Well-drained soil of average fertility.
Limited, though young seedlings often survive light frosts.
Mix a light application of a balanced organic fertilizer into the soil prior to planting. In midsummer, drench plants with a liquid fertilizer to prolong bloom time.
Agastache, Coreopsis, Echinacea, Gaillardia and Catnip. Annual phlox is a heavy bloomer that looks best when grown in clumps or masses. It is an excellent flower to naturalize along fences, or you can include it in a wildflower meadow.
Single Plants: 5″ (15cm) each way (minimum)

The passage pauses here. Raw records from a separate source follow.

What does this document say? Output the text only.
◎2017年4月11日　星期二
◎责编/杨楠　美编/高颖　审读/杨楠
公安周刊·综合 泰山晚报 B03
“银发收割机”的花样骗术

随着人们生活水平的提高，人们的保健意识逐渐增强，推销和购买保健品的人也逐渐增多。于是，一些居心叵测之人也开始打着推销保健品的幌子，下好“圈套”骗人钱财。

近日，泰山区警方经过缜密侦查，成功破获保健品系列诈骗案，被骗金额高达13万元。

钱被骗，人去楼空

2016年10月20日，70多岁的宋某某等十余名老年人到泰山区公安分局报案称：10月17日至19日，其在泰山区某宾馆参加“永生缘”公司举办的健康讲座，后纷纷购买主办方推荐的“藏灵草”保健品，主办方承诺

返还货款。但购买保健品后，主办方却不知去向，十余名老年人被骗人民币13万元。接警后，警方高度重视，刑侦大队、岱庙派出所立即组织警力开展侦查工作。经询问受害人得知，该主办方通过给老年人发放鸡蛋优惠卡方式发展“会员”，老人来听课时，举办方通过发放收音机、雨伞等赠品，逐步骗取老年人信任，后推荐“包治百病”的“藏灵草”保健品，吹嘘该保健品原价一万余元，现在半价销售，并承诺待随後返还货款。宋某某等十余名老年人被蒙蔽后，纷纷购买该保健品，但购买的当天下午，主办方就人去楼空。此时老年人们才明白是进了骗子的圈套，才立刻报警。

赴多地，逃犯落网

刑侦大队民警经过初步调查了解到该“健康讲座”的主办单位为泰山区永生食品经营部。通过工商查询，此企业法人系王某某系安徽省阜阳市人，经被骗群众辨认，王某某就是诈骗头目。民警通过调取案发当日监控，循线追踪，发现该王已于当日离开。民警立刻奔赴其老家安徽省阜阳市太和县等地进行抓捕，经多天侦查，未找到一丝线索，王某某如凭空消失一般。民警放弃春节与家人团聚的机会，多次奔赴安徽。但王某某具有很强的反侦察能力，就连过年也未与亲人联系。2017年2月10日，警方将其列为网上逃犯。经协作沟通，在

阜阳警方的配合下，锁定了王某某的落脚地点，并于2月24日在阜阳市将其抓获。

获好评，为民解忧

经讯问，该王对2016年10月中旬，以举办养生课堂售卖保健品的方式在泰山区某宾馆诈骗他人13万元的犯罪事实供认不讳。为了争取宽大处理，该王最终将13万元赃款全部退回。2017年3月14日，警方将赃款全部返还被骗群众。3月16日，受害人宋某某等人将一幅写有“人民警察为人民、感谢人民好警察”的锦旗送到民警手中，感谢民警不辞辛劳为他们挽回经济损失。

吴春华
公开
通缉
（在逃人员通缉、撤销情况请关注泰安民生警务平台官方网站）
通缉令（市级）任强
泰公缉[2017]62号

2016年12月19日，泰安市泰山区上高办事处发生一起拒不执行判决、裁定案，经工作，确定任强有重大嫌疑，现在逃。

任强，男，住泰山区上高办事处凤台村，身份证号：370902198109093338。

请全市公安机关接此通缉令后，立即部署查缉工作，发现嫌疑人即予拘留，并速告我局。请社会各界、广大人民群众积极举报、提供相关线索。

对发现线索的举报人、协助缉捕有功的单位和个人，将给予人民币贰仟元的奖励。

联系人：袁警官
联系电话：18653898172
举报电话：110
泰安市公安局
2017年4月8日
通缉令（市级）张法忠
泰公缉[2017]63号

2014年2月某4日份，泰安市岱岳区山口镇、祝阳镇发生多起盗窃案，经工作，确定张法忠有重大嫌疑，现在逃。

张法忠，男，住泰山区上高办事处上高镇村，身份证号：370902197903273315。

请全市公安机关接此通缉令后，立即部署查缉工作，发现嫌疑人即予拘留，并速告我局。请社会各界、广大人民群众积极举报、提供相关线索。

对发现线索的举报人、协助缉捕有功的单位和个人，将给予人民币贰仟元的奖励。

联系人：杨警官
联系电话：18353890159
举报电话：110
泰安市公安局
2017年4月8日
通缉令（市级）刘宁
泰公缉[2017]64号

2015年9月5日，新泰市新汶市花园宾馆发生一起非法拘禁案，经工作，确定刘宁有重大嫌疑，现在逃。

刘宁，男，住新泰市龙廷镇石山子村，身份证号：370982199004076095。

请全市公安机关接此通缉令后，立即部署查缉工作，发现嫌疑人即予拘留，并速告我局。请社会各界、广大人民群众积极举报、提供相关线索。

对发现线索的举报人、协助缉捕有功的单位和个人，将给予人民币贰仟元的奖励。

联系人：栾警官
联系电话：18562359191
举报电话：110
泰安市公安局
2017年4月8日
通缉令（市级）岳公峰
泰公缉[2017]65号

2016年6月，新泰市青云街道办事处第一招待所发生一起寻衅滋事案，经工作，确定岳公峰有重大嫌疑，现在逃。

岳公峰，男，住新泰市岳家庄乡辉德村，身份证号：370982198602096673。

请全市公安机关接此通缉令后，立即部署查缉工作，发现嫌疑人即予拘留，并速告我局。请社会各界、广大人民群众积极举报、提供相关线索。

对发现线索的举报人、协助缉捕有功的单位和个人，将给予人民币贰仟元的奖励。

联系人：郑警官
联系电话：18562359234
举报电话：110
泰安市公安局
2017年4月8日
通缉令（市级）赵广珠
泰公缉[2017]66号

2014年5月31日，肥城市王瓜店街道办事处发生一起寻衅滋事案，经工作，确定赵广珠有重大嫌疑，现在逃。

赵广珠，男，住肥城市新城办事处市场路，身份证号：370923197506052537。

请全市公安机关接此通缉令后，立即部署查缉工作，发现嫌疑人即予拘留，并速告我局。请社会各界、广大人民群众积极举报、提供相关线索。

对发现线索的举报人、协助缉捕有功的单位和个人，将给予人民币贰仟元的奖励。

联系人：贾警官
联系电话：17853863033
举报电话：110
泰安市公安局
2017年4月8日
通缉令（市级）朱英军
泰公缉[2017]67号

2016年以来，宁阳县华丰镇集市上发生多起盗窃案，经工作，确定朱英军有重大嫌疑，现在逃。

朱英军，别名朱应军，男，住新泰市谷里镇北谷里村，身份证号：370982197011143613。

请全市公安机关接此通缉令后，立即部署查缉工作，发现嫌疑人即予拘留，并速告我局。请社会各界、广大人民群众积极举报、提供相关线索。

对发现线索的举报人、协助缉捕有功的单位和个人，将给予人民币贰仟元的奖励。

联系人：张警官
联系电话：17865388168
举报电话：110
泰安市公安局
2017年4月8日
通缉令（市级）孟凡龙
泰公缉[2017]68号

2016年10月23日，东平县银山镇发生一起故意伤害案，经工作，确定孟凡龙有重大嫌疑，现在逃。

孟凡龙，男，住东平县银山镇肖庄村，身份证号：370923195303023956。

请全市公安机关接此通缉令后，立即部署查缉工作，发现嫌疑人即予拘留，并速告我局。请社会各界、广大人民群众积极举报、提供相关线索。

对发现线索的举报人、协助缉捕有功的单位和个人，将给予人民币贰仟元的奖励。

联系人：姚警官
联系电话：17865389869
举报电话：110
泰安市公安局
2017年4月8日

Rows: 5″ (15cm) with 5″ (15cm) row gap (minimum)
Sow and Plant
Sow annual phlox seeds indoors to get a head start, or you can plant the seeds where you want the plants to grow two weeks before your last spring frost is expected. Transplant carefully, without disturbing the roots.
Annual phlox attracts butterflies and beneficial pollinators. In warm climates, annual phlox sometimes reseeds but it is never invasive. Colors include rose pink, white, purple and light pink.
After annual phlox has bloomed heavily for a few weeks and is slowing down, cut back the plants by half their size. The new growth will produce a second flush of flowers.
In humid climates, powdery mildew often appears on tired plants in late summer.